The dongle companies that PayPal seems to have emulated the most are Square and Intuit. PayPal Here is a direct response to Square’s Card Case and Register and no touch payments systems. It is also going after Intuit whose strengths is its financial management system and offers a dongle with its GoPayment offering. PayPal thinks it can differentiate itself with a 2.7% interchange rate (1.7% with a PayPal debit card) but as we have seen in the market, mild swings of interchange have not affected which companies ultimately succeed (well, not until we get to the mystical land of “interchange zero”).

“I am not sure if its a winning strategy to go after the Square market with a 0.05% reduction in interchange alone, whereas the appeal of Square to small merchants seems to be the simplicity of its offering and its vision of looking beyond our current obsession around payments. When Square is clearly focusing on Card Case, Paypal’s strategy here seems to more of playing catch up to Square and enabling entry for its card reader in to international markets, something Square has not attempted yet,” said Cherian Abraham, principal analyst of Drop Labs.

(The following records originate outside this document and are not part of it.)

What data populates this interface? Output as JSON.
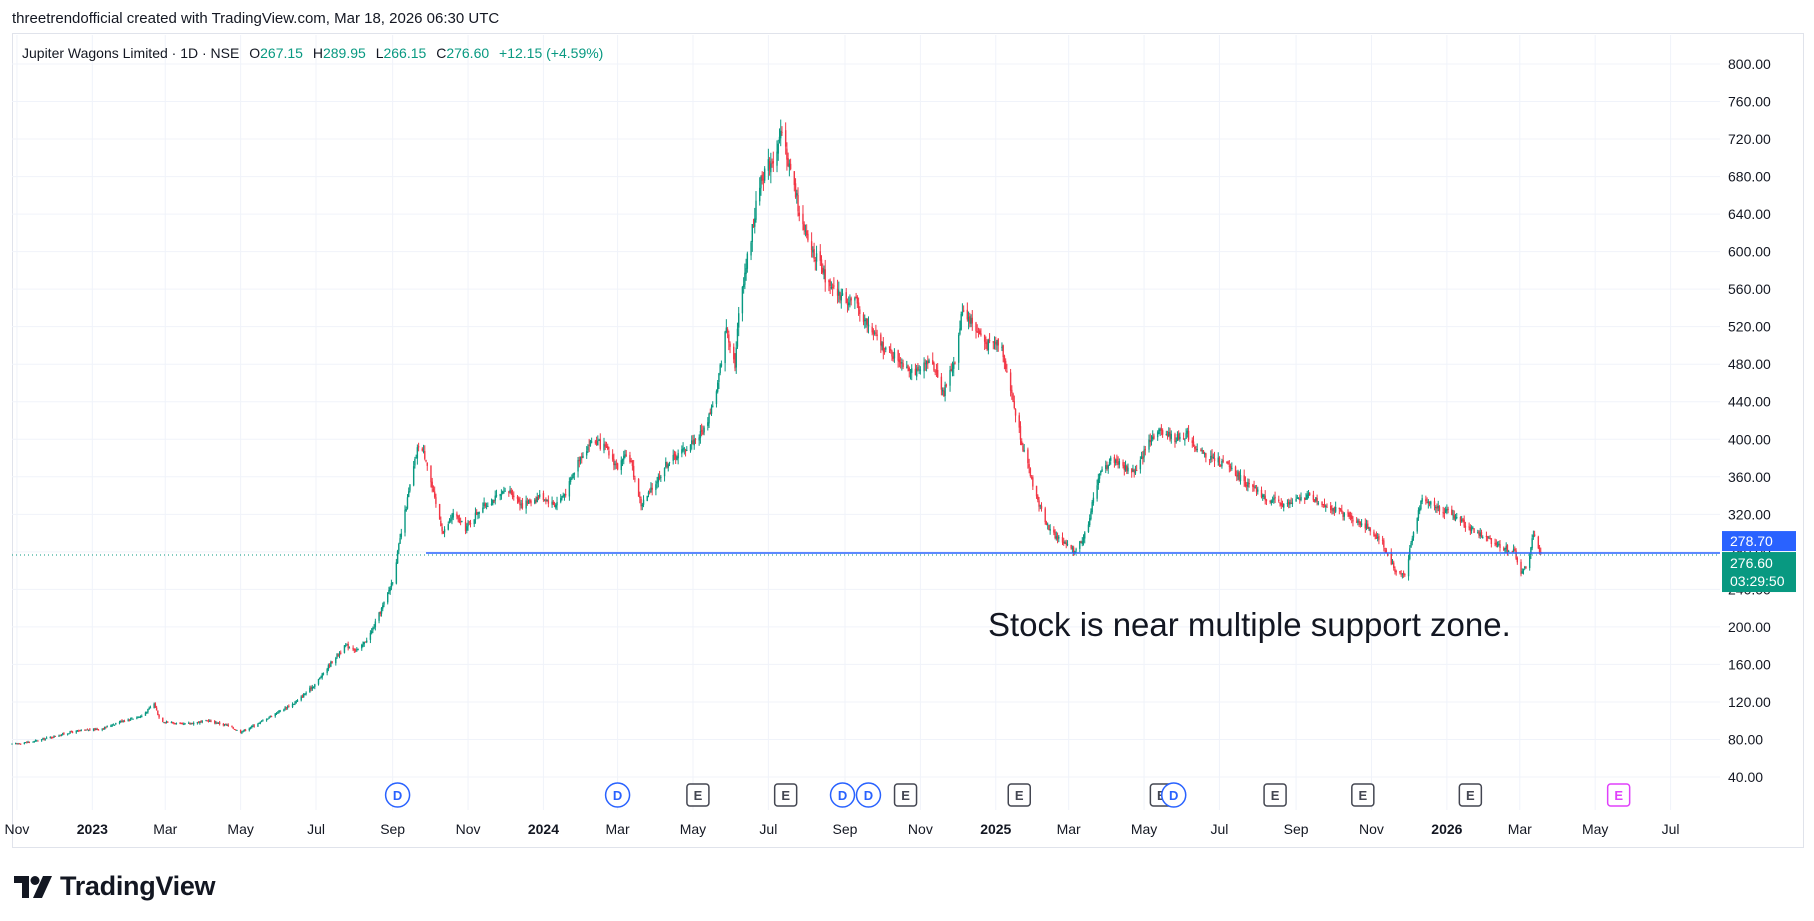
{
  "header": {
    "credit": "threetrendofficial created with TradingView.com, Mar 18, 2026 06:30 UTC"
  },
  "legend": {
    "symbol": "Jupiter Wagons Limited · 1D · NSE",
    "open_label": "O",
    "open": "267.15",
    "high_label": "H",
    "high": "289.95",
    "low_label": "L",
    "low": "266.15",
    "close_label": "C",
    "close": "276.60",
    "change": "+12.15 (+4.59%)"
  },
  "annotation": "Stock is near multiple support zone.",
  "price_badges": {
    "line_price": "278.70",
    "last_price": "276.60",
    "countdown": "03:29:50"
  },
  "events": [
    "D",
    "D",
    "E",
    "E",
    "D",
    "D",
    "E",
    "E",
    "E",
    "D",
    "E",
    "E",
    "E",
    "E"
  ],
  "brand": {
    "name": "TradingView"
  },
  "colors": {
    "up": "#089981",
    "down": "#f23645",
    "line": "#2962ff",
    "badge_blue": "#2962ff",
    "badge_green": "#089981",
    "future_earnings": "#e040fb"
  },
  "chart_data": {
    "type": "candlestick",
    "title": "Jupiter Wagons Limited · 1D · NSE",
    "y_ticks": [
      "40.00",
      "80.00",
      "120.00",
      "160.00",
      "200.00",
      "240.00",
      "280.00",
      "320.00",
      "360.00",
      "400.00",
      "440.00",
      "480.00",
      "520.00",
      "560.00",
      "600.00",
      "640.00",
      "680.00",
      "720.00",
      "760.00",
      "800.00"
    ],
    "x_ticks": [
      {
        "date": "2022-11-01",
        "label": "Nov"
      },
      {
        "date": "2023-01-01",
        "label": "2023"
      },
      {
        "date": "2023-03-01",
        "label": "Mar"
      },
      {
        "date": "2023-05-01",
        "label": "May"
      },
      {
        "date": "2023-07-01",
        "label": "Jul"
      },
      {
        "date": "2023-09-01",
        "label": "Sep"
      },
      {
        "date": "2023-11-01",
        "label": "Nov"
      },
      {
        "date": "2024-01-01",
        "label": "2024"
      },
      {
        "date": "2024-03-01",
        "label": "Mar"
      },
      {
        "date": "2024-05-01",
        "label": "May"
      },
      {
        "date": "2024-07-01",
        "label": "Jul"
      },
      {
        "date": "2024-09-01",
        "label": "Sep"
      },
      {
        "date": "2024-11-01",
        "label": "Nov"
      },
      {
        "date": "2025-01-01",
        "label": "2025"
      },
      {
        "date": "2025-03-01",
        "label": "Mar"
      },
      {
        "date": "2025-05-01",
        "label": "May"
      },
      {
        "date": "2025-07-01",
        "label": "Jul"
      },
      {
        "date": "2025-09-01",
        "label": "Sep"
      },
      {
        "date": "2025-11-01",
        "label": "Nov"
      },
      {
        "date": "2026-01-01",
        "label": "2026"
      },
      {
        "date": "2026-03-01",
        "label": "Mar"
      },
      {
        "date": "2026-05-01",
        "label": "May"
      },
      {
        "date": "2026-07-01",
        "label": "Jul"
      }
    ],
    "ylim": [
      20,
      820
    ],
    "xlim": [
      "2022-10-28",
      "2026-08-10"
    ],
    "support_line": 278.7,
    "last_close": 276.6,
    "grid": true,
    "price_path": [
      [
        "2022-10-28",
        75
      ],
      [
        "2022-11-15",
        78
      ],
      [
        "2022-12-15",
        88
      ],
      [
        "2023-01-10",
        92
      ],
      [
        "2023-01-25",
        100
      ],
      [
        "2023-02-10",
        105
      ],
      [
        "2023-02-20",
        118
      ],
      [
        "2023-02-25",
        100
      ],
      [
        "2023-03-15",
        96
      ],
      [
        "2023-04-05",
        100
      ],
      [
        "2023-04-20",
        95
      ],
      [
        "2023-05-01",
        88
      ],
      [
        "2023-05-15",
        97
      ],
      [
        "2023-06-01",
        110
      ],
      [
        "2023-06-15",
        120
      ],
      [
        "2023-07-01",
        140
      ],
      [
        "2023-07-15",
        165
      ],
      [
        "2023-07-25",
        180
      ],
      [
        "2023-08-05",
        175
      ],
      [
        "2023-08-15",
        195
      ],
      [
        "2023-08-25",
        225
      ],
      [
        "2023-09-01",
        250
      ],
      [
        "2023-09-08",
        300
      ],
      [
        "2023-09-15",
        350
      ],
      [
        "2023-09-22",
        395
      ],
      [
        "2023-09-28",
        380
      ],
      [
        "2023-10-05",
        335
      ],
      [
        "2023-10-12",
        300
      ],
      [
        "2023-10-20",
        320
      ],
      [
        "2023-10-30",
        305
      ],
      [
        "2023-11-10",
        325
      ],
      [
        "2023-11-20",
        335
      ],
      [
        "2023-12-05",
        345
      ],
      [
        "2023-12-15",
        330
      ],
      [
        "2023-12-30",
        340
      ],
      [
        "2024-01-10",
        330
      ],
      [
        "2024-01-20",
        345
      ],
      [
        "2024-01-30",
        380
      ],
      [
        "2024-02-10",
        400
      ],
      [
        "2024-02-20",
        390
      ],
      [
        "2024-03-01",
        370
      ],
      [
        "2024-03-10",
        385
      ],
      [
        "2024-03-20",
        330
      ],
      [
        "2024-03-28",
        345
      ],
      [
        "2024-04-10",
        375
      ],
      [
        "2024-04-25",
        390
      ],
      [
        "2024-05-10",
        410
      ],
      [
        "2024-05-20",
        450
      ],
      [
        "2024-05-28",
        520
      ],
      [
        "2024-06-04",
        480
      ],
      [
        "2024-06-08",
        550
      ],
      [
        "2024-06-15",
        600
      ],
      [
        "2024-06-25",
        680
      ],
      [
        "2024-07-05",
        700
      ],
      [
        "2024-07-12",
        725
      ],
      [
        "2024-07-20",
        680
      ],
      [
        "2024-07-30",
        620
      ],
      [
        "2024-08-10",
        590
      ],
      [
        "2024-08-20",
        560
      ],
      [
        "2024-09-01",
        550
      ],
      [
        "2024-09-10",
        545
      ],
      [
        "2024-09-20",
        520
      ],
      [
        "2024-10-01",
        500
      ],
      [
        "2024-10-10",
        490
      ],
      [
        "2024-10-20",
        480
      ],
      [
        "2024-10-30",
        470
      ],
      [
        "2024-11-10",
        485
      ],
      [
        "2024-11-20",
        450
      ],
      [
        "2024-11-30",
        490
      ],
      [
        "2024-12-05",
        540
      ],
      [
        "2024-12-15",
        520
      ],
      [
        "2024-12-25",
        500
      ],
      [
        "2025-01-05",
        505
      ],
      [
        "2025-01-15",
        440
      ],
      [
        "2025-01-25",
        380
      ],
      [
        "2025-02-05",
        330
      ],
      [
        "2025-02-15",
        300
      ],
      [
        "2025-02-25",
        290
      ],
      [
        "2025-03-05",
        280
      ],
      [
        "2025-03-15",
        300
      ],
      [
        "2025-03-25",
        360
      ],
      [
        "2025-04-05",
        380
      ],
      [
        "2025-04-15",
        370
      ],
      [
        "2025-04-25",
        365
      ],
      [
        "2025-05-05",
        400
      ],
      [
        "2025-05-15",
        410
      ],
      [
        "2025-05-25",
        400
      ],
      [
        "2025-06-05",
        405
      ],
      [
        "2025-06-15",
        385
      ],
      [
        "2025-06-25",
        380
      ],
      [
        "2025-07-10",
        370
      ],
      [
        "2025-07-25",
        350
      ],
      [
        "2025-08-10",
        335
      ],
      [
        "2025-08-25",
        330
      ],
      [
        "2025-09-10",
        340
      ],
      [
        "2025-09-25",
        330
      ],
      [
        "2025-10-10",
        320
      ],
      [
        "2025-10-25",
        310
      ],
      [
        "2025-11-10",
        290
      ],
      [
        "2025-11-20",
        260
      ],
      [
        "2025-11-28",
        255
      ],
      [
        "2025-12-05",
        300
      ],
      [
        "2025-12-12",
        340
      ],
      [
        "2025-12-20",
        330
      ],
      [
        "2026-01-05",
        320
      ],
      [
        "2026-01-20",
        305
      ],
      [
        "2026-02-01",
        295
      ],
      [
        "2026-02-15",
        285
      ],
      [
        "2026-02-25",
        280
      ],
      [
        "2026-03-02",
        255
      ],
      [
        "2026-03-08",
        270
      ],
      [
        "2026-03-12",
        300
      ],
      [
        "2026-03-18",
        276.6
      ]
    ]
  }
}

In an interview last October, PayPal’s head of mobile products, Laura Chambers, said that neither dongles nor NFC would affect the company’s lead in the mobile payments space.

“We are not worried about much in the ways of competition,” Chambers said at CTIA in San Diego last October. “There is a lot of white space in the industry for horizontal movement.”

PayPal Here is what Chambers was referring to when talking about the white space in the industry. PayPal’s move through the white space of mobile payments can be seen through the acquisitions that it has made in the last several years. It acquired shopping engine Milo, local search and recommendations startup Where, mobile shopping and scanning app RedLaser, online payments company BillMeLater, carrier billing company Zong, and commerce and interactive marketing services tools through GSI Commerce. PayPal obviously finds it easier and more efficient to acquire services than build them itself.

While PayPal may not be incredibly innovative when it comes to mobile payments, it really does not need to be. Payments are not an area of technology where first movers have an incredible advantage. Square may be the first company to enter the dongle space and it has defined the market, but it also has a lot of competition on its hands from several corners of the industry. Google has not seen any significant traction with its Wallet program and may ultimately be superseded in NFC by the carriers (through Isis) and the transactions giants like MasterCard, Visa and American Express. What we are fundamentally talking about is changing the way people pay for things and that takes time to develop infrastructure and educate users on new ways to commit transactions.

So, PayPal remains on its plodding course through the mobile payments industry. It has positioned itself in such a way that it will never fall fully behind the pack, even if it is not leading it. That goes for the possible revolution created by near field communications (NFC). While it does not yet have any distinct ball in that market (outside of its peer-to-peer payments through smartphones) you better believe that it will be ready if NFC ever becomes a ubiquitous model.

Will PayPal’s approach lead to ultimate success in the market? There is no simple answer to that question. PayPal believes that the breadth of its platform can conquer all. The competition sees it as an also-ran, albeit one with a massive user base. As the race unfolds, we will see who gains the upper hand.